Contemp. African Amer. Lit II

This course will examine African American literature and culture in the postwar period as American identities are coalescing around the concept of the US as a world power. Specifically, our task during the semester will be to discuss the myriad ways black authors and artists attempt to interrogate the structure of racial hegemony by creating poetry and prose meant to expand notions of culture and form. We will also examine music, visual art, and advertisements from this era to have a greater sense of the black experience through various cultural representations.

Black Political Thought

This course will focus on the writings of Black political thinkers in the Americas, Africa and Europe. Through critical examination of the conditions against, and contexts within, which the discourses of these thinkers are situated, this course hopes to arrive at some understanding of the principles, goals and strategies developed to contest and redefine the notions of citizenship (vis-à-vis the imperatives of race/racism and the global colonial formation), humanity, development, democracy, and freedom.

Scene Design I

An introduction to the art and work of the set designer in the performing arts. Students will learn how a designer approaches a script, how this work impacts a production, and what means are used in the execution of the process. They will learn how to develop their own visual imaginations and how to create visual concepts through discussions, renderings, models and some hand drafting. No previous experience in theatre, performance, or the visual arts is required.

Shakespeare

A study of some of Shakespeare's plays emphasizing the poetic and dramatic aspects of his art, with attention to the historical context and close, careful reading of the language. Eight or nine plays.

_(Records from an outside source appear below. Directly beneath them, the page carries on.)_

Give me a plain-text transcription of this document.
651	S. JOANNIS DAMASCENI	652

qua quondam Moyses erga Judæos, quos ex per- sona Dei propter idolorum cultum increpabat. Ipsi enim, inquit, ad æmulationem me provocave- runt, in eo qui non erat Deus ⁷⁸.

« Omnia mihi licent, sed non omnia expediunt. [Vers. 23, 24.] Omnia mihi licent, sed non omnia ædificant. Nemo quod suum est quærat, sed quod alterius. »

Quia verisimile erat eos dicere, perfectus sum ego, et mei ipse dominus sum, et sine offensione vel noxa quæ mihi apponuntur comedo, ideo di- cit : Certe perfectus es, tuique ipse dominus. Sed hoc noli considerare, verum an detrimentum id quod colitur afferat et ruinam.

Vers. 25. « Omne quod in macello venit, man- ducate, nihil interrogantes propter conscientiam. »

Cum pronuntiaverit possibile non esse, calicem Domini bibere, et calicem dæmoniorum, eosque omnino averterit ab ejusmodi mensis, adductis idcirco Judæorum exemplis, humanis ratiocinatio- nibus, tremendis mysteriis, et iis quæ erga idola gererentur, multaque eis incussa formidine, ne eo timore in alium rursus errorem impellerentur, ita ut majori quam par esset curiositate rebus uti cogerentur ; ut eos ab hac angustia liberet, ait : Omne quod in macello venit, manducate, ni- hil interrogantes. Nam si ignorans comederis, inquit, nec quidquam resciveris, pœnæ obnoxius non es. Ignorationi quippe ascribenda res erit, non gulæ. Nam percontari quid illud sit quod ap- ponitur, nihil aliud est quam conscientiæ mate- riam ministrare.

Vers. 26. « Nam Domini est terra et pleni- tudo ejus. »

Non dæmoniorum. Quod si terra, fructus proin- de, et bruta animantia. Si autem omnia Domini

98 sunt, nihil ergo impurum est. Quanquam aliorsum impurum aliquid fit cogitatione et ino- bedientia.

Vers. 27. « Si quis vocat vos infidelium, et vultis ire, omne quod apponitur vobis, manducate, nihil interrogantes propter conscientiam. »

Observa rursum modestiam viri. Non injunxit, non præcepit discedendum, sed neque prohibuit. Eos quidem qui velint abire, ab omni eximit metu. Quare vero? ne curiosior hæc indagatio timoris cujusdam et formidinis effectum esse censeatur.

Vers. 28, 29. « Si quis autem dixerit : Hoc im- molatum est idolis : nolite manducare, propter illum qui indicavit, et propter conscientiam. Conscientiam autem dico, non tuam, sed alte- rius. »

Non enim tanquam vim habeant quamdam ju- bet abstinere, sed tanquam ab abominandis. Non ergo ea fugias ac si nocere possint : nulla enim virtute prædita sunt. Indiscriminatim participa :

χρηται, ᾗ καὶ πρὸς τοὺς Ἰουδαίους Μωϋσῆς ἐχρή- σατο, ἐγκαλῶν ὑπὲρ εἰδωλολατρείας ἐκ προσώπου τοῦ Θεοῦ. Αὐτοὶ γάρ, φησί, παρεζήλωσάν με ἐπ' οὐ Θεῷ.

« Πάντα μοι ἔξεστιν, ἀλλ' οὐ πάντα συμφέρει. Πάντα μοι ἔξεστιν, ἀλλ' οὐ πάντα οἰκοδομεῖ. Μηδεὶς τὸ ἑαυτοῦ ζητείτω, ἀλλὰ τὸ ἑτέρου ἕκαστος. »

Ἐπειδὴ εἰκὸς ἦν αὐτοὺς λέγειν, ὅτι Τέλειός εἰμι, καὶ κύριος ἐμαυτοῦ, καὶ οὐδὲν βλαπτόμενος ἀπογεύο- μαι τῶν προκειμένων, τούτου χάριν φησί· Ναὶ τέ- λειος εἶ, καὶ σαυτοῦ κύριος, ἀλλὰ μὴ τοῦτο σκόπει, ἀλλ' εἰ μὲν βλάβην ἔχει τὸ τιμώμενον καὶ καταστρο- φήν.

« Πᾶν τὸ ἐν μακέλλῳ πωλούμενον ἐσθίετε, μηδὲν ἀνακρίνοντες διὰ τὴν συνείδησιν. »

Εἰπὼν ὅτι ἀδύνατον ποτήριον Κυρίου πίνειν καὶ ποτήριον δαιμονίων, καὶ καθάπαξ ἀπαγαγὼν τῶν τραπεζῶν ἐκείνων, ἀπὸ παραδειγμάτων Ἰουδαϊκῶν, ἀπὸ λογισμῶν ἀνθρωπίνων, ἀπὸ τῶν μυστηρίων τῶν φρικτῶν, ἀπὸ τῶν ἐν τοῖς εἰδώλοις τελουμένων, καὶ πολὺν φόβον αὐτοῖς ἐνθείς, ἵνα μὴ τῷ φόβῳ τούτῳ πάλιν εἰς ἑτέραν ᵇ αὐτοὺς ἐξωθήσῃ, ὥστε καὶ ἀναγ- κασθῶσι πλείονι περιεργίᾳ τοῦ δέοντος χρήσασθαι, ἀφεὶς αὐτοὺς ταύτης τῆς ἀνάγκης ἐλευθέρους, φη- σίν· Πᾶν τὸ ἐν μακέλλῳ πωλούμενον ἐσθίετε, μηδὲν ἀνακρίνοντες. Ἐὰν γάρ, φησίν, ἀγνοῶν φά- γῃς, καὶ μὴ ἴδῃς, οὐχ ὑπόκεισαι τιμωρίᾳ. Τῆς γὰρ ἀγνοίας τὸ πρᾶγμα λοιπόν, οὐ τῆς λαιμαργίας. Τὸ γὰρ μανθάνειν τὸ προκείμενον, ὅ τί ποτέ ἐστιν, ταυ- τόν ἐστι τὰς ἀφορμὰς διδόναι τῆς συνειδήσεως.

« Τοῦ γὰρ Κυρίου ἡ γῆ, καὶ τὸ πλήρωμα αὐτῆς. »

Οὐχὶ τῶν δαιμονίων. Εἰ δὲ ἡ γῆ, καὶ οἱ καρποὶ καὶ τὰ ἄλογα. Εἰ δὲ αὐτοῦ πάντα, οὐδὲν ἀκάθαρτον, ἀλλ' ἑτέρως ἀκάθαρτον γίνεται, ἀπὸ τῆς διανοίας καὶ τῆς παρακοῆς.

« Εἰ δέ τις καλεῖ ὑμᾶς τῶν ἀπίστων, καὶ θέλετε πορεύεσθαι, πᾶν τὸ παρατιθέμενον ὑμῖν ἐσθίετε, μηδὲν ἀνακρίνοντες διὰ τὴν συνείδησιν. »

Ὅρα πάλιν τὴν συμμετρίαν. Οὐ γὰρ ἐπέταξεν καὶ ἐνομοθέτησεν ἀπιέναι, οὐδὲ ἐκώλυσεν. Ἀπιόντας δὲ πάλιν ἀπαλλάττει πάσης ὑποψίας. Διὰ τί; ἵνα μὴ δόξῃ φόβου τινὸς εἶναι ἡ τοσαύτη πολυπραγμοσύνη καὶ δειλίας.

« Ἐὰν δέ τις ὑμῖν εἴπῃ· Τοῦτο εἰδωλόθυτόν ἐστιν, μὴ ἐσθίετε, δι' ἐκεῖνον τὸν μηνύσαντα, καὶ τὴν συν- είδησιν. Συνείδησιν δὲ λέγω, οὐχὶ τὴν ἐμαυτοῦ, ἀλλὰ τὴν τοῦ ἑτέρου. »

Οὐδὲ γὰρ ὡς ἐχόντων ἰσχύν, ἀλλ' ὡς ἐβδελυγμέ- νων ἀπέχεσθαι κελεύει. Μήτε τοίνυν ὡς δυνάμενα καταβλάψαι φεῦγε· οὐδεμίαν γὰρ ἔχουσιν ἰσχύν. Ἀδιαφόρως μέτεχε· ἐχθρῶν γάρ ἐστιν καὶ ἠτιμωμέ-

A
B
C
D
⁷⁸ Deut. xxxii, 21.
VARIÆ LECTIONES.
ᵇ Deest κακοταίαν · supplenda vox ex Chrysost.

Histories of Performance II

A historical survey of dramatic texts and world performance traditions from the seventeenth to the twentieth centuries, with attention given to: the influence of print culture on early modern theatrical movements; the rise of nationalism and the creation of dramatic genres; and the effects of industry and technology on experimental modernist forms. Understanding performance as both artistic practice and social institution, this course emphasizes the role performance has played in changing audiences and as a cultural and political force.